I have an existing and growing MYSQL database of companies names, each with a unique company_id.
I want to be able to parse through the string and assign to each of the user-inputed company names a fuzzy match.
Right now, just doing a straight-up string match, is also slow. ** Will Soundex indexing be faster? How can I give the user some options as they are typing? **
For example, someone writes:
Microsoft -> Microsoft
Bare Essentials -> Bare Escentuals
Polycom, Inc. -> Polycom
You can start with using
SOUNDEX(), this will probably do for what you need (I picture an auto-suggestion box of already-existing alternatives for what the user is typing).
The drawbacks of
SELECT SOUNDEX('Microsoft') SELECT SOUNDEX('Microsift') SELECT SOUNDEX('Microsift Corporation') SELECT SOUNDEX('Microsift Subsidary') /* all of these return 'M262' */
For more advanced needs, I think you need to look at the Levenshtein distance (also called "edit distance") of two strings and work with a threshold. This is the more complex (=slower) solution, but it allows for greater flexibility.

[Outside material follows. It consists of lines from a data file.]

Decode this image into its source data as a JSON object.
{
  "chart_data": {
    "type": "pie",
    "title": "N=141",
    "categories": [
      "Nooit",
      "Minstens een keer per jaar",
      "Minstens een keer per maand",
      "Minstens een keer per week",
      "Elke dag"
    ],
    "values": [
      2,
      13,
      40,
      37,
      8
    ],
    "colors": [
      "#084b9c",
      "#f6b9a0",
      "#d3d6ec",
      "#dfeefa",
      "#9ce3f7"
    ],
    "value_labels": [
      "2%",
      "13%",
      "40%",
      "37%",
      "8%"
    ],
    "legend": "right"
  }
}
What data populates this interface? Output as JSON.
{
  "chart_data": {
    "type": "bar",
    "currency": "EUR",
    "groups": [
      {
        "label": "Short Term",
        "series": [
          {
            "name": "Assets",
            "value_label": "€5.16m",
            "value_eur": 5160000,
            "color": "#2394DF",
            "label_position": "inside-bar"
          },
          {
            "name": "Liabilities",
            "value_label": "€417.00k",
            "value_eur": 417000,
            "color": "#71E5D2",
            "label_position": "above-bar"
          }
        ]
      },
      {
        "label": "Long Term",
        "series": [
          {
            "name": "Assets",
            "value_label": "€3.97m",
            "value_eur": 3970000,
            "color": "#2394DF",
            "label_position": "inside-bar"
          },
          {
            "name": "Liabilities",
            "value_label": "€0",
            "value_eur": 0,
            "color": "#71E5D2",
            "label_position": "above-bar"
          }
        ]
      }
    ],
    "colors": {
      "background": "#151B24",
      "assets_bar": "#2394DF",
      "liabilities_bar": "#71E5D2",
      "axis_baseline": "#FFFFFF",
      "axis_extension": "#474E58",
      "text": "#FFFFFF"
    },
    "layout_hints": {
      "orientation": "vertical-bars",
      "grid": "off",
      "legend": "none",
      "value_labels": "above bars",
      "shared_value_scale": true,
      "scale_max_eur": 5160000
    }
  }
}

Main drawback is, that you need both strings to calculate the distance between them. With SOUNDEX you can store a pre-calculated SOUNDEX in your table and compare/sort/group/filter on that. With the Levenshtein distance, you might find that the difference between "Microsoft" and "Nzcrosoft" is only 2, but it will take a lot more time to come to that result.
In any case, an example Levenshtein distance function for MySQL can be found at codejanitor.com: Levenshtein Distance as a MySQL Stored Function (Feb. 10th, 2007).